FIG. 1b illustrates a system 150 according to an example, of which the computing apparatus 100 of FIG. 1a may form a part. The system 150 includes a halftone generating device 154, in the form of a halftone simulator 154, which is arranged to generate a halftone image 152b based on an original image 152a; the halftone image 152b is provided as input image data 152b to the neural network 110, and is referred to herein as “input image data”. The halftone image 152b may be generated based on a halftone screen specified by a user, such as a halftone screen designer, for example, which is provided as input to the halftone simulator 154.

The system 150 may include a printer 156, which may receive instructions to print an image corresponding to the halftone image 142 on a printing medium, such as paper, generating a printing medium image 152c. In one example, the printer 156 comprises a printing press. The system 150 may include a scanner 158 to scan the printing medium image 152c to generate printed image data 152d, which may be a digital image, for example. The scanner 158 may be an automated scanner comprising a microscope (not shown) capable of capturing high-resolution images from the printing medium image 152c, for example a resolution of 4800 dots per inch (DPI).

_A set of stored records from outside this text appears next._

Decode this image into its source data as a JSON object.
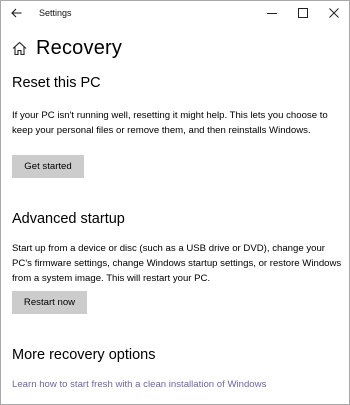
{
  "window": {
    "title": "Settings",
    "back_icon": "arrow-left-icon",
    "minimize_icon": "minimize-icon",
    "maximize_icon": "maximize-icon",
    "close_icon": "close-icon"
  },
  "page": {
    "icon": "home-icon",
    "title": "Recovery"
  },
  "reset": {
    "heading": "Reset this PC",
    "description": "If your PC isn't running well, resetting it might help. This lets you choose to keep your personal files or remove them, and then reinstalls Windows.",
    "button_label": "Get started"
  },
  "advanced": {
    "heading": "Advanced startup",
    "description": "Start up from a device or disc (such as a USB drive or DVD), change your PC's firmware settings, change Windows startup settings, or restore Windows from a system image. This will restart your PC.",
    "button_label": "Restart now"
  },
  "more": {
    "heading": "More recovery options",
    "link_text": "Learn how to start fresh with a clean installation of Windows"
  },
  "colors": {
    "button_bg": "#cccccc",
    "link": "#6b67a8"
  }
}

As mentioned above, the computing apparatus 100 storing the neural network 110 of FIG. 1a may form part of the system 150. As described in more detail below, the computing apparatus 100 may be to train the neural network 110 by performing a training process including receiving the halftone image 152b as input image data, generating an output image 152e using the neural network 110 and comparing the output image 152e with the printed image data 158d, and generate a model 160 for predicting a characteristic of a printed halftone image on the basis of the trained neural network.

In FIG. 1b, the halftone simulator 156, printer 156 and scanner 158 are shown and devices independent from one another and independent from the computing apparatus 100. In other examples, other arrangements are used. For example, the halftone simulator 154, printer 156 or scanner 158 may form part of the computing apparatus 100. For example, as mentioned above, the computing apparatus 100 may form part of a printer, such as printer 156.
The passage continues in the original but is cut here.